One can speak of the current dependencies/blockers as the 'constraints'. In the example above, once A is complete, B is the constraining dependency, but what can one say of D? It's clearly more pressing than it was (and is independent of A, B and C), but is not yet the most critical constraint.

How does one describe the change in importance of such later dependencies on the critical path?

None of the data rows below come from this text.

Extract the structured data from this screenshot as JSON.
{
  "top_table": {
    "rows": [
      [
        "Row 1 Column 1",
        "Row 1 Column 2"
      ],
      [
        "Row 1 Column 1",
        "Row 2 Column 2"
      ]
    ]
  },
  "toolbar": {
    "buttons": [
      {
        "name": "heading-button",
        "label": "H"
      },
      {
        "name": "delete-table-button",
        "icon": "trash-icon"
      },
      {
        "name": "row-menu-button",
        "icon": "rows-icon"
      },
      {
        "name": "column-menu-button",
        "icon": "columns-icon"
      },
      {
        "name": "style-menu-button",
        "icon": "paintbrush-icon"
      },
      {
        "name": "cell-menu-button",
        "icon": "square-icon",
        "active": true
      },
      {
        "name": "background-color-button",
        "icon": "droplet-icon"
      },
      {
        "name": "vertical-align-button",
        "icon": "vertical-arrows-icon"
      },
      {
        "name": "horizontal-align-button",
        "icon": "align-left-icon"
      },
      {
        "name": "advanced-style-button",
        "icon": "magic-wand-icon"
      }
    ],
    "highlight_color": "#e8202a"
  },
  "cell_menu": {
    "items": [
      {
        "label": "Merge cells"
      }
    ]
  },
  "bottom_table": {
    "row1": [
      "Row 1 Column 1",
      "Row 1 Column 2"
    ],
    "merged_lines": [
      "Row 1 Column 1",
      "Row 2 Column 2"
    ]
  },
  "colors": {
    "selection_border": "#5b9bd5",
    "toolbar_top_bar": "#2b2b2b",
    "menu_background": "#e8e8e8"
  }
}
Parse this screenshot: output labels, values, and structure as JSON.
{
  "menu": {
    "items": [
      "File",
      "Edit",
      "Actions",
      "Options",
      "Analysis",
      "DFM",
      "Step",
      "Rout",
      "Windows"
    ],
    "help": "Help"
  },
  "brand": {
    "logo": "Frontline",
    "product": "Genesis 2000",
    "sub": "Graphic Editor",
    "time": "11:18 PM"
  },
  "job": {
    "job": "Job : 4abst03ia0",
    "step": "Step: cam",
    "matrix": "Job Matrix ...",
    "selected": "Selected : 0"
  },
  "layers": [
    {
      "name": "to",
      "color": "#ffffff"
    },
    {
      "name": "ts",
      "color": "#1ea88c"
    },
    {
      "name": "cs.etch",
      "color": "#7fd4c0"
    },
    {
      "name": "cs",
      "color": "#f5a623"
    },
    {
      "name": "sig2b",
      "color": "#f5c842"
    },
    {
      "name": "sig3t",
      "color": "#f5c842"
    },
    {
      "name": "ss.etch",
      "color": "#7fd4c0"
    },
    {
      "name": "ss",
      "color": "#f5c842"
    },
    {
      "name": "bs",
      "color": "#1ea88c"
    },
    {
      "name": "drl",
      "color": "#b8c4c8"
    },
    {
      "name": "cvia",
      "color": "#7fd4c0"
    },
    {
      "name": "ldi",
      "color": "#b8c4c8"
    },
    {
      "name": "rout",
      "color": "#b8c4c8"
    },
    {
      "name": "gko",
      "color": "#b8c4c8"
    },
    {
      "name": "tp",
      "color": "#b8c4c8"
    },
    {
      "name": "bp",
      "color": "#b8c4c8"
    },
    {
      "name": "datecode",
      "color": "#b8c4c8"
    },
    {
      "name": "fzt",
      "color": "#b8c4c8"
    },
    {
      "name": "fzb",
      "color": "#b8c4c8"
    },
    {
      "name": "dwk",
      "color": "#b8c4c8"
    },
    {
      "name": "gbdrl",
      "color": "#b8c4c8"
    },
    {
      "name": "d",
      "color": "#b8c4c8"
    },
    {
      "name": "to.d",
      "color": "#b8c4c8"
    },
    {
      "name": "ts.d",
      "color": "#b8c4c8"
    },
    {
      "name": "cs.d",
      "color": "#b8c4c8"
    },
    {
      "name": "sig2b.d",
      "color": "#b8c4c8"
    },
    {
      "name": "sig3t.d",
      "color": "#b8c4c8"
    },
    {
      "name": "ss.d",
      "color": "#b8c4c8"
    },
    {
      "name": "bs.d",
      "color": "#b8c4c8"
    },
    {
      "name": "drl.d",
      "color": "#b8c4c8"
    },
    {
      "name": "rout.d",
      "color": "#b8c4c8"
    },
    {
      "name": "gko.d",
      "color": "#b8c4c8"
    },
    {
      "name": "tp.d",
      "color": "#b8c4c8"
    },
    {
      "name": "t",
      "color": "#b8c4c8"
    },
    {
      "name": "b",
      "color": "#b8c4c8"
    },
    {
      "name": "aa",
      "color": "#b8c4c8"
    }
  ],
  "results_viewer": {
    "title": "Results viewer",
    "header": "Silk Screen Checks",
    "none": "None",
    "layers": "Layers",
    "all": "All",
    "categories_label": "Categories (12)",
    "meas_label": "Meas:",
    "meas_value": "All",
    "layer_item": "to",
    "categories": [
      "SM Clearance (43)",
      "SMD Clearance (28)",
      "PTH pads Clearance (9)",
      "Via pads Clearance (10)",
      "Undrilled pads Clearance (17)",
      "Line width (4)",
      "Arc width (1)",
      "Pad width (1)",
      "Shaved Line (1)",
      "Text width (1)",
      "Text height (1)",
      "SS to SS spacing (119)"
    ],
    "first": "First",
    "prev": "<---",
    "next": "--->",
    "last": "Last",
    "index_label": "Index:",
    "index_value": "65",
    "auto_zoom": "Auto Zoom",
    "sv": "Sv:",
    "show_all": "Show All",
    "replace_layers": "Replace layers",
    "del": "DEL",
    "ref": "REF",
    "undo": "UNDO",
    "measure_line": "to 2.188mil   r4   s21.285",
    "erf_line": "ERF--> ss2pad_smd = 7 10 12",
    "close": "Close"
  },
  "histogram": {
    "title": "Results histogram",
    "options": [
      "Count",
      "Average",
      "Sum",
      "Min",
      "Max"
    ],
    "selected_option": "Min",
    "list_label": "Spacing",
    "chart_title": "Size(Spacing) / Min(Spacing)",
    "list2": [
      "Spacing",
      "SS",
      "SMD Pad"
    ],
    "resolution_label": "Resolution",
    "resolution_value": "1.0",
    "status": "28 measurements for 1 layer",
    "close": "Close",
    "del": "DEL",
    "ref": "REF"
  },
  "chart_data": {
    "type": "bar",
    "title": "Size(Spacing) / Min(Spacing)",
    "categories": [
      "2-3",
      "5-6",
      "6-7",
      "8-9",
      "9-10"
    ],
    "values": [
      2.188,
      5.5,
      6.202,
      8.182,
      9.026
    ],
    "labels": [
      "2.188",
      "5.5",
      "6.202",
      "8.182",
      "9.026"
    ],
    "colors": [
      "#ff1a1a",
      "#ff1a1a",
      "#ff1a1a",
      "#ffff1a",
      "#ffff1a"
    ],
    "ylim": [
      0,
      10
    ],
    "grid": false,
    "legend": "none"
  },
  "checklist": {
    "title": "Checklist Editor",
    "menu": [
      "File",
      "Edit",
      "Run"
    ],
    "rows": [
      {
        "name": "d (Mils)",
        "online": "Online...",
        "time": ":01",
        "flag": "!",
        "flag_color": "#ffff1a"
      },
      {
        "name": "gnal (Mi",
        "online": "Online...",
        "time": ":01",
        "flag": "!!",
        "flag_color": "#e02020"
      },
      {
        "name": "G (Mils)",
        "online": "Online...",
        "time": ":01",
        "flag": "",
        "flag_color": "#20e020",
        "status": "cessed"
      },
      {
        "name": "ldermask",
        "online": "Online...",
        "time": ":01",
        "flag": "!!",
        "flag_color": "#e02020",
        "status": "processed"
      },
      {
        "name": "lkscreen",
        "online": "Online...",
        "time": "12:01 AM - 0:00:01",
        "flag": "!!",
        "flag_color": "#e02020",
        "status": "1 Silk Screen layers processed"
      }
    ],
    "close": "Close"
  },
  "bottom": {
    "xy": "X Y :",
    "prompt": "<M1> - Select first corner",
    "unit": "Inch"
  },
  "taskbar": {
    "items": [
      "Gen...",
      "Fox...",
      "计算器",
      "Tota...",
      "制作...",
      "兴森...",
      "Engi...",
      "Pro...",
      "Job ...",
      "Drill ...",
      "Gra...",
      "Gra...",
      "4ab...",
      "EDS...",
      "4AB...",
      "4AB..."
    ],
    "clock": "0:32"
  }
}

  • Can one say that they are 'rising up the critical path'?
  • Can one say that they are 'becoming a constraint'?
  • How about D is becoming more important or rising in importance to the success of the project? Once it becomes the sole constraint then it becomes critical. Oct 23, 2015 at 9:41
  • Your simple example is linear, with no branching or joining, no alternate path. So the concept of "critical path" doesn't really apply. If I understand you correctly, D cannot be started until C is done. Thus D becomes critical only when C is done. In other words, D is no more important after B is done than it was after A was done, or than it was before A was begun. Oct 23, 2015 at 12:06
  • @BrianHitchcock - in my example, D is not dependent on C. When I first set out the example, when C & D are introduced, it is stated that of these, C is dependent on B. Also, later I explicitly state that D is "independent of A, B and C". I tried to make this clear in the graph - i.e. there is no precursor arrow to D.
    – amaidment
    Oct 23, 2015 at 17:34

2 Answers 2


In everyday language you could say they are coming to the fore.

come to the fore
Fig. to become prominent; to become important
The question of salary has now come to the fore.
Since his great successes as a prosecutor, he has really come to the fore in city politics.
The Free Dictionary

As an example in your scenario:

Now that A is complete and B is under way, C and D are coming to the fore. Therefore we must ensure our supply chain is in place.


The term I would use is "bottleneck," since, like the thinner neck of a bottle, it limits the rate at which progress can continue. Consider also the Dictionary.com defintion:

a place or stage in a process at which progress is impeded.